I'm annoyed because previous times it's been fine and now they've decided it isn't ok under two weeks beforehand and I'm now left with no options. I can't leave the baby with anyone, everyone that I would feel comfortable to do that with is at work so would have had to be that dh goes but he just can't get it off this short notice.

OP posts:
HolyShet · 07/03/2018 22:04

I've 3 dc in or through primary school. I've been to feels like hundreds of performances. Babies and toddlers allowed to all of them, never been a disruption that has upset the performers. More important for a wee kid to have someone there rooting for them. Precious and pretentious in the extreme to disallow them, and thereby some parents from attending.

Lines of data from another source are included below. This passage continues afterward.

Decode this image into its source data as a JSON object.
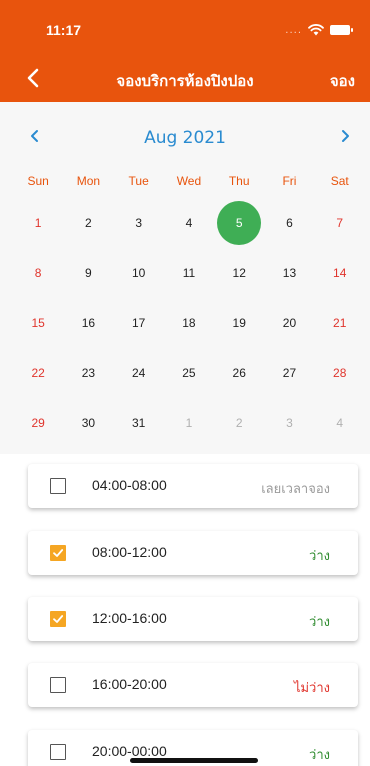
{
  "status_bar": {
    "time": "11:17",
    "signal_dots": "...."
  },
  "nav": {
    "title": "จองบริการห้องปิงปอง",
    "book_label": "จอง"
  },
  "calendar": {
    "month_title": "Aug 2021",
    "weekdays": [
      "Sun",
      "Mon",
      "Tue",
      "Wed",
      "Thu",
      "Fri",
      "Sat"
    ],
    "days": [
      {
        "d": "1",
        "type": "weekend"
      },
      {
        "d": "2",
        "type": "normal"
      },
      {
        "d": "3",
        "type": "normal"
      },
      {
        "d": "4",
        "type": "normal"
      },
      {
        "d": "5",
        "type": "selected"
      },
      {
        "d": "6",
        "type": "normal"
      },
      {
        "d": "7",
        "type": "weekend"
      },
      {
        "d": "8",
        "type": "weekend"
      },
      {
        "d": "9",
        "type": "normal"
      },
      {
        "d": "10",
        "type": "normal"
      },
      {
        "d": "11",
        "type": "normal"
      },
      {
        "d": "12",
        "type": "normal"
      },
      {
        "d": "13",
        "type": "normal"
      },
      {
        "d": "14",
        "type": "weekend"
      },
      {
        "d": "15",
        "type": "weekend"
      },
      {
        "d": "16",
        "type": "normal"
      },
      {
        "d": "17",
        "type": "normal"
      },
      {
        "d": "18",
        "type": "normal"
      },
      {
        "d": "19",
        "type": "normal"
      },
      {
        "d": "20",
        "type": "normal"
      },
      {
        "d": "21",
        "type": "weekend"
      },
      {
        "d": "22",
        "type": "weekend"
      },
      {
        "d": "23",
        "type": "normal"
      },
      {
        "d": "24",
        "type": "normal"
      },
      {
        "d": "25",
        "type": "normal"
      },
      {
        "d": "26",
        "type": "normal"
      },
      {
        "d": "27",
        "type": "normal"
      },
      {
        "d": "28",
        "type": "weekend"
      },
      {
        "d": "29",
        "type": "weekend"
      },
      {
        "d": "30",
        "type": "normal"
      },
      {
        "d": "31",
        "type": "normal"
      },
      {
        "d": "1",
        "type": "other"
      },
      {
        "d": "2",
        "type": "other"
      },
      {
        "d": "3",
        "type": "other"
      },
      {
        "d": "4",
        "type": "other"
      }
    ]
  },
  "slots": [
    {
      "time": "04:00-08:00",
      "status": "เลยเวลาจอง",
      "kind": "past",
      "checked": false
    },
    {
      "time": "08:00-12:00",
      "status": "ว่าง",
      "kind": "avail",
      "checked": true
    },
    {
      "time": "12:00-16:00",
      "status": "ว่าง",
      "kind": "avail",
      "checked": true
    },
    {
      "time": "16:00-20:00",
      "status": "ไม่ว่าง",
      "kind": "full",
      "checked": false
    },
    {
      "time": "20:00-00:00",
      "status": "ว่าง",
      "kind": "avail",
      "checked": false
    }
  ],
  "colors": {
    "header": "#e8540d",
    "month_title": "#2a8bd0",
    "selected_day": "#3fae55",
    "checkbox_checked": "#f5a623",
    "available": "#2e8b2e",
    "unavailable": "#e0342c"
  }
}
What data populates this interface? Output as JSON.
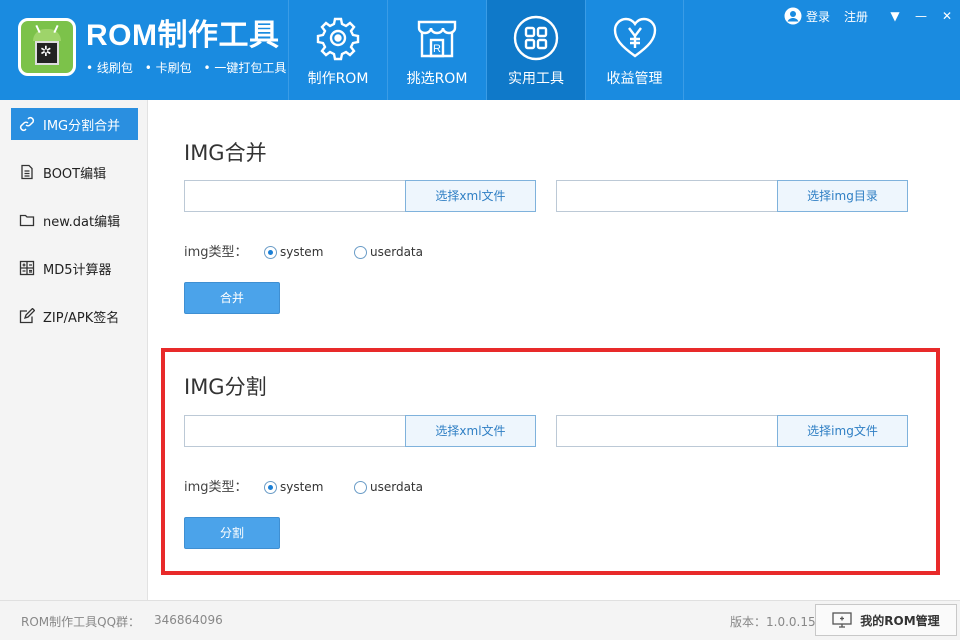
{
  "app": {
    "title": "ROM制作工具",
    "features": [
      "• 线刷包",
      "• 卡刷包",
      "• 一键打包工具"
    ]
  },
  "topbar": {
    "login": "登录",
    "register": "注册"
  },
  "nav": [
    {
      "label": "制作ROM",
      "icon": "gear-icon"
    },
    {
      "label": "挑选ROM",
      "icon": "store-icon"
    },
    {
      "label": "实用工具",
      "icon": "grid-icon",
      "active": true
    },
    {
      "label": "收益管理",
      "icon": "heart-yen-icon"
    }
  ],
  "sidebar": [
    {
      "label": "IMG分割合并",
      "icon": "link-icon",
      "active": true
    },
    {
      "label": "BOOT编辑",
      "icon": "document-icon"
    },
    {
      "label": "new.dat编辑",
      "icon": "folder-icon"
    },
    {
      "label": "MD5计算器",
      "icon": "calculator-icon"
    },
    {
      "label": "ZIP/APK签名",
      "icon": "edit-icon"
    }
  ],
  "merge": {
    "title": "IMG合并",
    "xml_value": "",
    "xml_button": "选择xml文件",
    "img_value": "",
    "img_button": "选择img目录",
    "type_label": "img类型：",
    "option_system": "system",
    "option_userdata": "userdata",
    "selected": "system",
    "action": "合并"
  },
  "split": {
    "title": "IMG分割",
    "xml_value": "",
    "xml_button": "选择xml文件",
    "img_value": "",
    "img_button": "选择img文件",
    "type_label": "img类型：",
    "option_system": "system",
    "option_userdata": "userdata",
    "selected": "system",
    "action": "分割"
  },
  "footer": {
    "qq_label": "ROM制作工具QQ群：",
    "qq_number": "346864096",
    "version": "版本：1.0.0.15",
    "manage_button": "我的ROM管理"
  },
  "colors": {
    "header_blue": "#1a8be0",
    "active_nav": "#0f79c9",
    "sidebar_active": "#2a8fe0",
    "highlight_red": "#e82a2a",
    "action_button": "#4ba3ea"
  }
}
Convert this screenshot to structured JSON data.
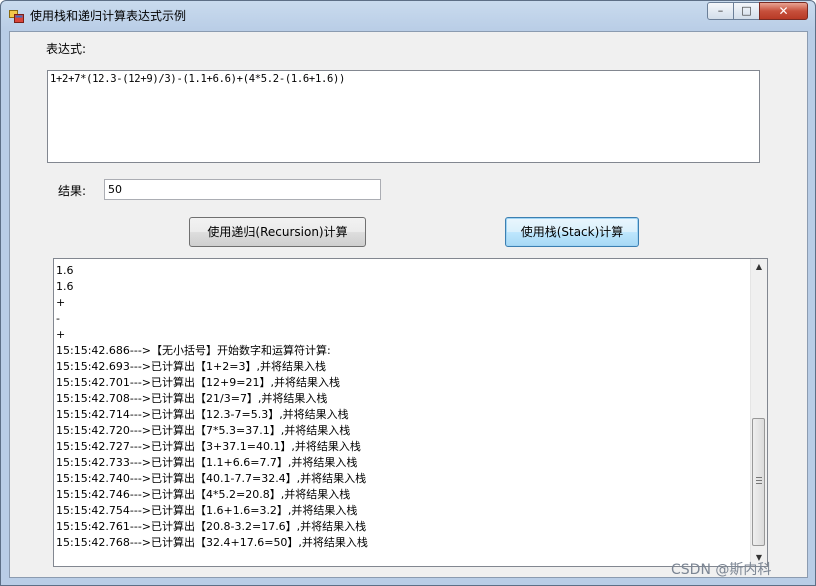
{
  "window": {
    "title": "使用栈和递归计算表达式示例",
    "controls": {
      "minimize": "–",
      "maximize": "□",
      "close": "✕"
    }
  },
  "expression": {
    "label": "表达式:",
    "value": "1+2+7*(12.3-(12+9)/3)-(1.1+6.6)+(4*5.2-(1.6+1.6))"
  },
  "result": {
    "label": "结果:",
    "value": "50"
  },
  "buttons": {
    "recursion": "使用递归(Recursion)计算",
    "stack": "使用栈(Stack)计算"
  },
  "log": {
    "lines": [
      "1.6",
      "1.6",
      "+",
      "-",
      "+",
      "15:15:42.686--->【无小括号】开始数字和运算符计算:",
      "15:15:42.693--->已计算出【1+2=3】,并将结果入栈",
      "15:15:42.701--->已计算出【12+9=21】,并将结果入栈",
      "15:15:42.708--->已计算出【21/3=7】,并将结果入栈",
      "15:15:42.714--->已计算出【12.3-7=5.3】,并将结果入栈",
      "15:15:42.720--->已计算出【7*5.3=37.1】,并将结果入栈",
      "15:15:42.727--->已计算出【3+37.1=40.1】,并将结果入栈",
      "15:15:42.733--->已计算出【1.1+6.6=7.7】,并将结果入栈",
      "15:15:42.740--->已计算出【40.1-7.7=32.4】,并将结果入栈",
      "15:15:42.746--->已计算出【4*5.2=20.8】,并将结果入栈",
      "15:15:42.754--->已计算出【1.6+1.6=3.2】,并将结果入栈",
      "15:15:42.761--->已计算出【20.8-3.2=17.6】,并将结果入栈",
      "15:15:42.768--->已计算出【32.4+17.6=50】,并将结果入栈"
    ]
  },
  "watermark": "CSDN @斯内科",
  "icons": {
    "app": "app-icon",
    "scroll_up": "scroll-up-arrow-icon",
    "scroll_down": "scroll-down-arrow-icon"
  },
  "colors": {
    "title_bar": "#b9cde6",
    "close_button": "#c7503c",
    "focused_button_border": "#3c7fb1"
  }
}
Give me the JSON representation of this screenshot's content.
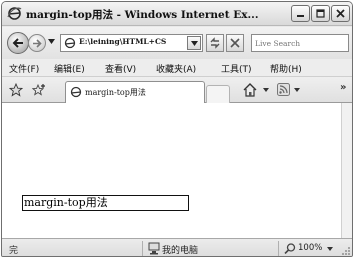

The grandmother who stood up in the front row recording the entire Christmas play on her massive ipad and obscuring it for the audience, however, yes that was offputting.

slithytove · 07/03/2018 22:08

just take baby in sling under a scarf if needed
Sit near exit and be prepared to leave/whip boob/bottle out

Viviennemary · 07/03/2018 22:09

I think the school should stick to their policy. It's fair enough really because there must be so many people with babies and toddlers that find getting somebody to look after them difficult. They just have to make arrangements with friends or family or their partner. And if they can't well then they have to miss the show. At least they've set it out in advance. I'd be annoyed if I'd made arrangements for sitters and found other folk took siblings along.